Der Börsenkurs liegt bei 16 Euro, wenn es gerade einmal gut läuft, bei 17 Euro. Der langfristige Unternehmenswert – und da können Sie ganz genau hineinschauen – soll bei 28 Euro liegen, das sagen alle Beratungen.

(Arno Münster SPD: Du hast ja keine Ah- nung!)

Und Sie schreiben ernsthaft 34 Euro zu diesem Unternehmen in Ihre Bücher. Sie wissen sehr genau, dass Sie diese 34 Euro nicht haben. Was Sie da machen, ist stille Reserven aufbauen und damit natürlich auch kein echtes Bild von den Verlusten der Hamburger Beteiligungen zeichnen.

Schauen wir uns einmal im Detail an, wie eigentlich die Steigerungen zustande gekommen sind. Das ist ganz interessant. Der Kollege Schreiber hat dazu in der Replik ein Interview gegeben und gesagt, das liege nur daran, dass neuerdings die kleinen Beteiligungen ausgewiesen würden. Dazu

kann ich nur sagen: Ja, das stimmt – teilweise. Warum stimmt es nur teilweise? Das gilt für das Jahr 2015. Aber auch in den Jahren davor, seit 2011 – genau seitdem Sie regieren –, ist die Anzahl der städtischen Unternehmen ausgeweitet worden, Jahr für Jahr. Schauen Sie in die Anlage 1 meiner Großen Anfrage, dann werden Sie auch das feststellen. Also, bleiben Sie bei der Realität.

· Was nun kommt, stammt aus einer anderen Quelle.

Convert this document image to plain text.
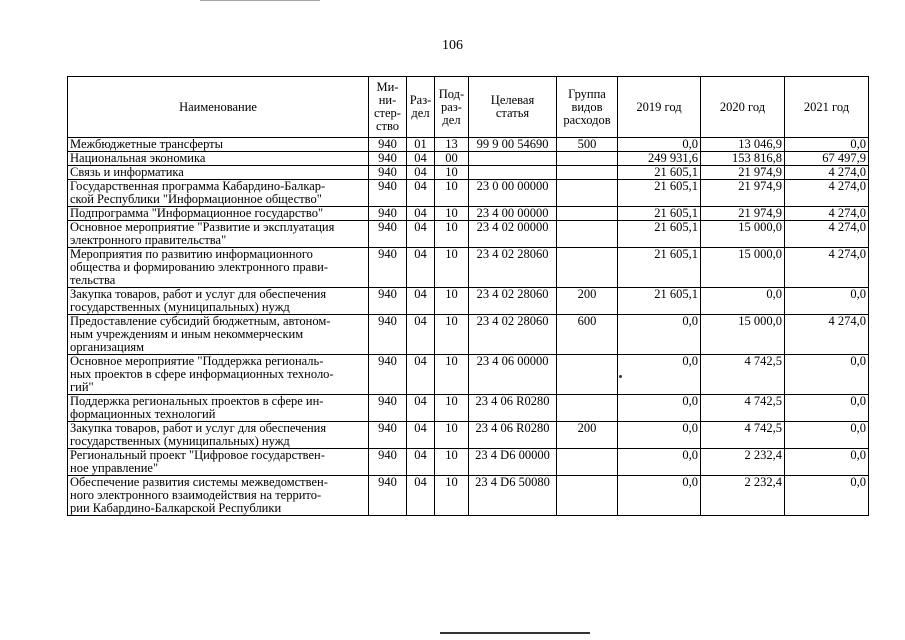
106
Наименование	Ми-
ни-
стер-
ство	Раз-
дел	Под-
раз-
дел	Целевая
статья	Группа
видов
расходов	2019 год	2020 год	2021 год
Межбюджетные трансферты	940	01	13	99 9 00 54690	500	0,0	13 046,9	0,0
Национальная экономика	940	04	00			249 931,6	153 816,8	67 497,9
Связь и информатика	940	04	10			21 605,1	21 974,9	4 274,0
Государственная программа Кабардино-Балкар-
ской Республики "Информационное общество"	940	04	10	23 0 00 00000		21 605,1	21 974,9	4 274,0
Подпрограмма "Информационное государство"	940	04	10	23 4 00 00000		21 605,1	21 974,9	4 274,0
Основное мероприятие "Развитие и эксплуатация
электронного правительства"	940	04	10	23 4 02 00000		21 605,1	15 000,0	4 274,0
Мероприятия по развитию информационного
общества и формированию электронного прави-
тельства	940	04	10	23 4 02 28060		21 605,1	15 000,0	4 274,0
Закупка товаров, работ и услуг для обеспечения
государственных (муниципальных) нужд	940	04	10	23 4 02 28060	200	21 605,1	0,0	0,0
Предоставление субсидий бюджетным, автоном-
ным учреждениям и иным некоммерческим
организациям	940	04	10	23 4 02 28060	600	0,0	15 000,0	4 274,0
Основное мероприятие "Поддержка региональ-
ных проектов в сфере информационных техноло-
гий"	940	04	10	23 4 06 00000		0,0	4 742,5	0,0
Поддержка региональных проектов в сфере ин-
формационных технологий	940	04	10	23 4 06 R0280		0,0	4 742,5	0,0
Закупка товаров, работ и услуг для обеспечения
государственных (муниципальных) нужд	940	04	10	23 4 06 R0280	200	0,0	4 742,5	0,0
Региональный проект "Цифровое государствен-
ное управление"	940	04	10	23 4 D6 00000		0,0	2 232,4	0,0
Обеспечение развития системы межведомствен-
ного электронного взаимодействия на террито-
рии Кабардино-Балкарской Республики	940	04	10	23 4 D6 50080		0,0	2 232,4	0,0
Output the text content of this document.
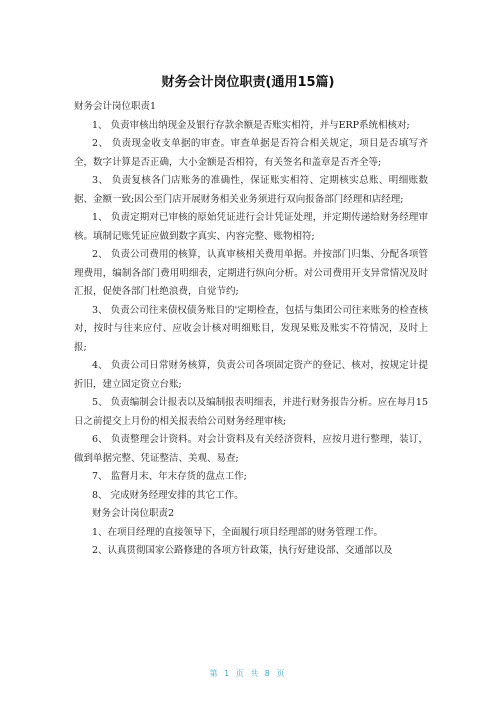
财务会计岗位职责(通用15篇)

财务会计岗位职责1

1、 负责审核出纳现金及银行存款余额是否账实相符，并与ERP系统相核对;

2、 负责现金收支单据的审查。审查单据是否符合相关规定，项目是否填写齐全，数字计算是否正确，大小金额是否相符，有关签名和盖章是否齐全等;

3、 负责复核各门店账务的准确性，保证账实相符、定期核实总账、明细账数据、金额一致;因公至门店开展财务相关业务须进行双向报备部门经理和店经理;

1、 负责定期对已审核的原始凭证进行会计凭证处理，并定期传递给财务经理审核。填制记账凭证应做到数字真实、内容完整、账物相符;

2、 负责公司费用的核算，认真审核相关费用单据。并按部门归集、分配各项管理费用，编制各部门费用明细表，定期进行纵向分析。对公司费用开支异常情况及时汇报，促使各部门杜绝浪费，自觉节约;

3、 负责公司往来债权债务账目的'定期检查，包括与集团公司往来账务的检查核对，按时与往来应付、应收会计核对明细账目，发现呆账及账实不符情况，及时上报;

4、 负责公司日常财务核算，负责公司各项固定资产的登记、核对，按规定计提折旧，建立固定资立台账;

5、 负责编制会计报表以及编制报表明细表，并进行财务报告分析。应在每月15日之前提交上月份的相关报表给公司财务经理审核;

6、 负责整理会计资料。对会计资料及有关经济资料，应按月进行整理，装订，做到单据完整、凭证整洁、美观、易查;

7、 监督月末、年末存货的盘点工作;

8、 完成财务经理安排的其它工作。

财务会计岗位职责2

1、在项目经理的直接领导下，全面履行项目经理部的财务管理工作。

2、认真贯彻国家公路修建的各项方针政策，执行好建设部、交通部以及

第 1 页 共 8 页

Interessant ist, der Rechnungshof hat Ihnen ins Stammbuch geschrieben, dass Sie endlich ein ordentliches Beteiligungskonzept vorlegen sollen, eine programmatische Grundlage dafür. Aber genau das machen Sie jetzt nicht, genau das fordern Sie, liebe rote und grüne Fraktion, von Ihrem Senat nicht ab. Es ist aus meiner Sicht löblich, dass RotGrün einen Antrag zu diesem Thema einbringt und den Senat auffordert, sich mit seinen Beteiligungen auseinanderzusetzen. Nur, wenn der Senat ausschließlich dazu aufgefordert wird, einmal zu überprüfen, ob er denn in der Vergangenheit alles richtig gemacht hat und ob er alles richtig macht, dann kann ich Ihnen die Antwort schon sagen. Es wird dabei keine Überraschung herauskommen. Insofern ist Ihr Antrag ehrlich gesagt ein zahnloser Tiger. Herr Tschentscher hat vorhin schon gesagt, dass er da nicht heran möchte. Genau das ist der Grund, warum wir in Sorge sind, ob das Geld der Steuerzahler bei Ihnen eigentlich in den richtigen Händen ist.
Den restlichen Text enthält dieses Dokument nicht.